Built on Gemini Deep Think, Aletheia includes a verification module that detects errors in draft solutions and iteratively refines them. A key feature of the agent is its ability to recognize when a problem is unsolvable, significantly saving researchers’ time.

Aletheia uses Google Search to navigate complex scientific literature, reducing the risk of false references and computational errors.

Among the system’s achievements:

  • full generation of a scientific paper with computed structural constants in arithmetic geometry;

  • human-AI collaboration on proofs for interacting particle systems (independent sets);

  • autonomous solutions to four problems from the Erdős problem list, including one previously considered open.

DeepMind emphasized that Aletheia’s success reinforces scaling laws: in formal mathematics, solution quality continues to improve through effective agent-based approaches.

Breakthrough in Drug Discovery

DeepMind subsidiary Isomorphic Labs unveiled IsoDDE, a new engine for drug discovery. In complex evaluations, IsoDDE achieved twice the predictive accuracy of AlphaFold 3.
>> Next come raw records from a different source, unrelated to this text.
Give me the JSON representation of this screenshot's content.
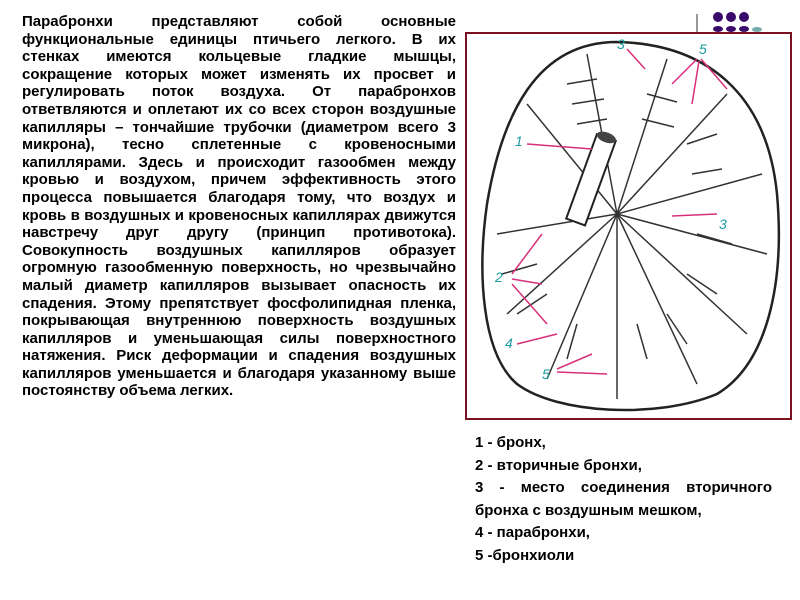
{
  "main_text": "Парабронхи представляют собой основные функциональные единицы птичьего легкого. В их стенках имеются кольцевые гладкие мышцы, сокращение которых может изменять их просвет и регулировать поток воздуха. От парабронхов ответвляются и оплетают их со всех сторон воздушные капилляры – тончайшие трубочки (диаметром всего 3 микрона), тесно сплетенные с кровеносными капиллярами. Здесь и происходит газообмен между кровью и воздухом, причем эффективность этого процесса повышается благодаря тому, что воздух и кровь в воздушных и кровеносных капиллярах движутся навстречу друг другу (принцип противотока). Совокупность воздушных капилляров образует огромную газообменную поверхность, но чрезвычайно малый диаметр капилляров вызывает опасность их спадения. Этому препятствует фосфолипидная пленка, покрывающая внутреннюю поверхность воздушных капилляров и уменьшающая силы поверхностного натяжения. Риск деформации и спадения воздушных капилляров уменьшается и благодаря указанному выше постоянству объема легких.",
  "figure": {
    "labels": [
      "1",
      "2",
      "3",
      "3",
      "4",
      "5",
      "5"
    ],
    "label_color": "#1a9aa0",
    "pointer_color": "#d8307a",
    "border_color": "#7a1020"
  },
  "legend": [
    "1 - бронх,",
    "2 - вторичные бронхи,",
    "3 - место соединения вторичного бронха с воздушным мешком,",
    "4 - парабронхи,",
    "5 -бронхиоли"
  ],
  "decoration": {
    "dot_color": "#3a0a6b"
  }
}
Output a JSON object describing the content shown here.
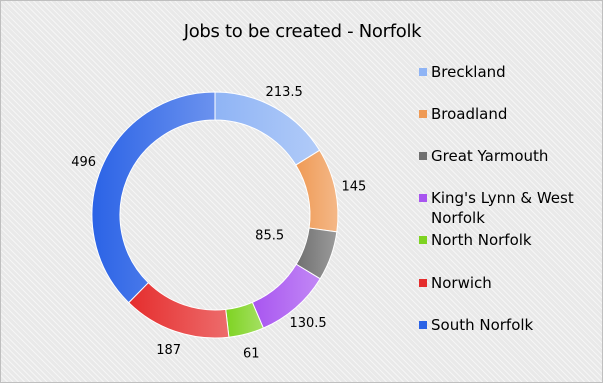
{
  "chart_data": {
    "type": "pie",
    "variant": "donut",
    "title": "Jobs to be created - Norfolk",
    "categories": [
      "Breckland",
      "Broadland",
      "Great Yarmouth",
      "King's Lynn & West Norfolk",
      "North Norfolk",
      "Norwich",
      "South Norfolk"
    ],
    "values": [
      213.5,
      145,
      85.5,
      130.5,
      61,
      187,
      496
    ],
    "value_labels": [
      "213.5",
      "145",
      "85.5",
      "130.5",
      "61",
      "187",
      "496"
    ],
    "colors": [
      "#8fb4f5",
      "#ef9a55",
      "#707070",
      "#a855f0",
      "#7ed321",
      "#e52d2d",
      "#2b63e6"
    ],
    "legend": {
      "position": "right",
      "labels": [
        "Breckland",
        "Broadland",
        "Great Yarmouth",
        "King's Lynn & West Norfolk",
        "North Norfolk",
        "Norwich",
        "South Norfolk"
      ]
    },
    "grid": false
  }
}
While AlphaFold 3 marked a major breakthrough by predicting 3D protein structures and molecular interactions, IsoDDE advances the field further:

  • it predicts binding affinity more accurately than traditional methods;

  • it can identify hidden protein binding pockets for drug targeting;

  • it supports a wide range of complex molecules, including antibodies and large biological structures.

“IsoDDE provides a scalable foundation for AI-driven drug design, delivering the level of predictive accuracy required to work with novel biological systems with unprecedented reliability,” the company said.